I have been unable to substantiate Maxwell’s allegations as there is no record of such an incident in the medical record. And, while such an incident would certainly be extremely concerning, there is no causal nexus between Maxwell’s care and his death from natural causes. I do however encourage Grampians Health to liaise with Maxwell’s family regarding their concerns if they have not done so already.
Pursuant to section 67(1) of the Coroners Act 2008 I make the following findings: a) the identity of the deceased was Maxwell Bernard Howard, born 28 June 1939; b) the death occurred on 14 November 2023 at Steel Haughton Acute Unit, Queen Elizabeth Centre, 1101 Dana Street, Ballarat Central Victoria 3350, c) I accept and adopt the medical cause of death ascribed by Dr Matthew Lynch and I find that Maxwell Bernard Howard, a man with pulmonary emphysema and hypertensive heart disease, died from bronchopneumonia;
AND, I have determined that the application of section 52(3A) of the Act is appropriate in the circumstances as I accept that Maxwell Bernard Howard’s death was due to natural causes and I find there is no relationship or causal connection between his death and his status as a person placed in custody or care immediately before his death.
I convey my sincere condolences to Maxwell’s family for their loss.
Pursuant to section 73(1B) of the Act, I order that this finding be published on the Coroners Court of Victoria website in accordance with the rules.

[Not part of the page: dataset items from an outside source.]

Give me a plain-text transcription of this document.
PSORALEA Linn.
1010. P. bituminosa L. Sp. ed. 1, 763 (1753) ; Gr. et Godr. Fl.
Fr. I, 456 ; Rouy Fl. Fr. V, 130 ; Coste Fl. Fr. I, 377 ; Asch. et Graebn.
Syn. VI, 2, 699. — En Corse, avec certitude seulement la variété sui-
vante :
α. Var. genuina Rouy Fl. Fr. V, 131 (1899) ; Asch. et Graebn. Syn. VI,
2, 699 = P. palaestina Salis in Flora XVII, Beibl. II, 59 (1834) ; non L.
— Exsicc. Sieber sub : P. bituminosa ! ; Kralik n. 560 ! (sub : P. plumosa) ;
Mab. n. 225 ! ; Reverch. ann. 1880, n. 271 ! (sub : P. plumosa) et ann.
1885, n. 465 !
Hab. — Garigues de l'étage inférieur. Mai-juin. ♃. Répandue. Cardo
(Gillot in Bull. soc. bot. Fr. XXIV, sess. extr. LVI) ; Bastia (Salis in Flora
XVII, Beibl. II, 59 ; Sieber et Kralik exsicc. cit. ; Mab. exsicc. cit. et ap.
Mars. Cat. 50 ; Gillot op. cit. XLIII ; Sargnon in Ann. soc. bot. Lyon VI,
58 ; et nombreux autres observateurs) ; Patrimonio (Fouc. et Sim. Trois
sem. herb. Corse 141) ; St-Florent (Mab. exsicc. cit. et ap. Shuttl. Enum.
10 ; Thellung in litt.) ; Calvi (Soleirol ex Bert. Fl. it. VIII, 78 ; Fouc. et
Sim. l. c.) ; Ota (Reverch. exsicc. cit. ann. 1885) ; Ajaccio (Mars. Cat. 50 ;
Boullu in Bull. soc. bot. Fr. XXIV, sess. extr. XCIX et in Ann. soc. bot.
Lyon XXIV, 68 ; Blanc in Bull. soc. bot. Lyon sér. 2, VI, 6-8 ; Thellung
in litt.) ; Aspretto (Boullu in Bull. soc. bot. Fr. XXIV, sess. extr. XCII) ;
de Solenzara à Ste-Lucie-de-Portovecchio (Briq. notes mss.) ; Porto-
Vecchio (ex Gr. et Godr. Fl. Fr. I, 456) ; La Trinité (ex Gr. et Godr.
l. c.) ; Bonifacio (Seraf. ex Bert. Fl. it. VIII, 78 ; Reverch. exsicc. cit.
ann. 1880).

I direct that a copy of this finding be provided to the following: Paul Howard, Senior Next of Kin Grampians Health Senior Constable Cameron McCallum, Coronial Investigator
Signature:
AUDREY JAMIESON CORONER Date: 14 July 2025 NOTE: Under section 83 of the Coroners Act 2008 ('the Act'), a person with sufficient interest in an investigation may appeal to the Trial Division of the Supreme Court against the findings of a coroner in respect of a death after an investigation. An appeal must be made within 6 months after the day on which the determination is made, unless the Supreme Court grants leave to appeal out of time under section 86 of the Act.